W toku analizy incydentu zaszyfrowanych plików w systemach informatycznych gminy Kościerzyna, otrzymaliśmy od poszkodowanych próbkę z plikiem wykonywalnym złośliwego oprogramowania szyfrującego o nazwie Mapo. Po przystąpieniu do szczegółowej analizy technicznej udało nam się zidentyfikować błąd w procesie generowania kluczy szyfrujących. Pozwoliło nam to na ich odzyskanie bez konieczności płacenia okupu. Miło nam poinformować, że dzielimy się dzisiaj narzędziem, które umożliwia darmowe odszyfrowanie plików wszystkim osobom, których komputery zostały zaszyfrowane przez ten wariant złośliwego oprogramowania szyfrującego.

Chcielibyśmy podziękować Maciejowi Kotowiczowi z zespołu GReAT firmy Kaspersky za wyrównaną walkę o odzyskanie kościerzyńskich plików i wymianę pomysłów oraz uwag podczas tej „rywalizacji” :).

Nasze narzędzie działa dla plików zaszyfrowanych z rozszerzeniem .mapo oraz z dołączoną notką okupu w pliku MAPO-Readme.txt, która wygląda jak na poniższym zrzucie ekranu:

Instrukcja odszyfrowania plików

  1. Prosimy, aby się upewnić, że złośliwe oprogramowanie nie jest uruchomione, ponieważ pliki mogą zostać zaszyfrowane ponownie.
  2. Należy pobrać nasz program z https://nomoreransom.cert.pl/static/mapo_decryptor.exe.
  3. Należy odzyskać klucz szyfrowania na stronie https://mapo.cert.pl poprzez:
    1. Wybranie pliku z notką okupu (o nazwie MAPO-Readme.txt) klikając na białe pole widoczne na zrzucie ekranu.
    2. Po wybraniu pliku, powinna zostać wyświetlona jego nazwa.

      Należy zaznaczyć pole „Nie jestem robotem”, a następnie wcisnąć przycisk „Get key”.
    3. Jeżeli notka z okupem nie jest uszkodzona i jest wspierana przez nasze narzędzie, wyświetlony zostanie klucz.

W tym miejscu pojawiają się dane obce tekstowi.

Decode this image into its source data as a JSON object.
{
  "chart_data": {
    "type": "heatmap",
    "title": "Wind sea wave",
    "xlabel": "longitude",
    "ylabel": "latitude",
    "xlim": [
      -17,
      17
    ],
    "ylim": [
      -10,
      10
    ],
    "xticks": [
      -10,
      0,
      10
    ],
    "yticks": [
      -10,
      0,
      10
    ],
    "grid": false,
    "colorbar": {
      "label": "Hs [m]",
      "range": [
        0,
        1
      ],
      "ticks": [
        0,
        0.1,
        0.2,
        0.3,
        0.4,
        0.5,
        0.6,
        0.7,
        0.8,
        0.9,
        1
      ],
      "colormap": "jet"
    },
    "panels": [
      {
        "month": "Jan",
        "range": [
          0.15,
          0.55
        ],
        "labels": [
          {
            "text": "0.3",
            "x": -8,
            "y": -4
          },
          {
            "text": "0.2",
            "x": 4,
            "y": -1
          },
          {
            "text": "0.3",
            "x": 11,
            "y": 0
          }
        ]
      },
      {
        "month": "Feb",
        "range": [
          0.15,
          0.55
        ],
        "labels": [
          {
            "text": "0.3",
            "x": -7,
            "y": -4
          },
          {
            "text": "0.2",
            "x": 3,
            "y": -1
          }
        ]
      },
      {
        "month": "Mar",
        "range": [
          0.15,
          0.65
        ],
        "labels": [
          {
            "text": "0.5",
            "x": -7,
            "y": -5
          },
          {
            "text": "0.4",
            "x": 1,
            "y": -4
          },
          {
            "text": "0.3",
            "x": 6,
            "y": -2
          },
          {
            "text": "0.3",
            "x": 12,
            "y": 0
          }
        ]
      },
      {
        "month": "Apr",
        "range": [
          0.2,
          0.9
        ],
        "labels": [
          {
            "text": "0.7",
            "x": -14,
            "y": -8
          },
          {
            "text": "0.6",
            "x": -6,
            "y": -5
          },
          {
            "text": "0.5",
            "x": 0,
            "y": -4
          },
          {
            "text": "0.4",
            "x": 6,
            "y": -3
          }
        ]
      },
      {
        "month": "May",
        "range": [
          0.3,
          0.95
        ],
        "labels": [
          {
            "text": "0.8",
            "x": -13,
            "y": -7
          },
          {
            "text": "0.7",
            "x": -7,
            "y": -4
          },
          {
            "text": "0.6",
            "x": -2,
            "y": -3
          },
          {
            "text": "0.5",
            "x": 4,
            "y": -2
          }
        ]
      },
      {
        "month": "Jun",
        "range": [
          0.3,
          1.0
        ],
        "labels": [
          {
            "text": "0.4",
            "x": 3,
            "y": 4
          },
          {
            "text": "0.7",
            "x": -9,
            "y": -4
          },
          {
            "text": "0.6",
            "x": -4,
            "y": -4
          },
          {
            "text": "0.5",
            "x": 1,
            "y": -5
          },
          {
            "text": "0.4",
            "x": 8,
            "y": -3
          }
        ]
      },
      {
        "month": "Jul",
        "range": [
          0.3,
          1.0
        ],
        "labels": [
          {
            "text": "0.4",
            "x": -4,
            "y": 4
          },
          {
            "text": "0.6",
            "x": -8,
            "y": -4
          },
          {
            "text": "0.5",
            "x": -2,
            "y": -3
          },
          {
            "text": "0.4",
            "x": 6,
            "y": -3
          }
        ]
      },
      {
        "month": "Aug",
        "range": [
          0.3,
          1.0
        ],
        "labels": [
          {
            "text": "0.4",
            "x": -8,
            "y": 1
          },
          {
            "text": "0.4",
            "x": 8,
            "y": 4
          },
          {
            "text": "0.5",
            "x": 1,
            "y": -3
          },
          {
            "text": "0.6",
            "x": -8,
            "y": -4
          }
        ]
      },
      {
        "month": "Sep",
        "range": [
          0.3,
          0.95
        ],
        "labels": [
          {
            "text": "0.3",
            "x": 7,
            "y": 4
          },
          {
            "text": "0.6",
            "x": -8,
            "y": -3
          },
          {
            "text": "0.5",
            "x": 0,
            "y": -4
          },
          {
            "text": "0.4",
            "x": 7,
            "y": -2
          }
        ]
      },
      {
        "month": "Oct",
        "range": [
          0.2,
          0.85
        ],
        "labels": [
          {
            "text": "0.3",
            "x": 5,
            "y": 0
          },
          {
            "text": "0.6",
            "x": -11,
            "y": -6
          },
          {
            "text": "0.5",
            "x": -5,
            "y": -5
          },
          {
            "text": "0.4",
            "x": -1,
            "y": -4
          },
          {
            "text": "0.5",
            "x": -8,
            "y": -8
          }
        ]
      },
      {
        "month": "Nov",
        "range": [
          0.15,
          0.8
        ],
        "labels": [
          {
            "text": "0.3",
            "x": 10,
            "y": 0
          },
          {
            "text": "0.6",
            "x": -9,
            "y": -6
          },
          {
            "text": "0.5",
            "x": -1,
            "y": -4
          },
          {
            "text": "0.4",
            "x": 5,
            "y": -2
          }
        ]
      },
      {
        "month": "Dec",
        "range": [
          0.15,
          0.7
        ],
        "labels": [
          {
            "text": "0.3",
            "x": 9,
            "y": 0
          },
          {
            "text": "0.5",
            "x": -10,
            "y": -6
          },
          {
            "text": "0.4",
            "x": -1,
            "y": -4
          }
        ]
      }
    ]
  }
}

Prosimy nie zamykać jeszcze tej strony.
  4. Na zainfekowanym komputerze należy uruchomić plik mapo_decryptor.exe pobrany w kroku drugim.
  5. Należy wcisnąć przycisk „Tak” w oknie UAC.
  6. Czekamy aż program wyświetli komunikat „Input the recovered key”.
  7. Należy wkleić klucz uzyskany w kroku trzecim w sposób widoczny na zrzucie ekranu – kliknąć prawym przyciskiem myszy na pasek okna, wybrać „Edycja”, a następnie „Wklej”:
  8. Wprowadzenie klucza i naciśnięcie klawisza Enter rozpocznie proces odszyfrowania plików. Po komunikacie „Press „Enter” to exit…” wszystkie pliki powinny zostać odszyfrowane.
  9. Jeżeli wystąpił błąd albo nie wszystkie pliki zostały odszyfrowane, prosimy o kontakt na adres [email protected]. Prosimy również o załączenie pliku log.txt, który powinien zostać wygenerowany obok naszego narzędzia. Jeżeli to możliwe, prosimy również o załączenie nieodszyfrowanych plików.
  10. Po odszyfrowaniu i upewnieniu się, że wszystkie pliki zostały odszyfrowane, można usunąć zaszyfrowane pliki z rozszerzeniem .mapo.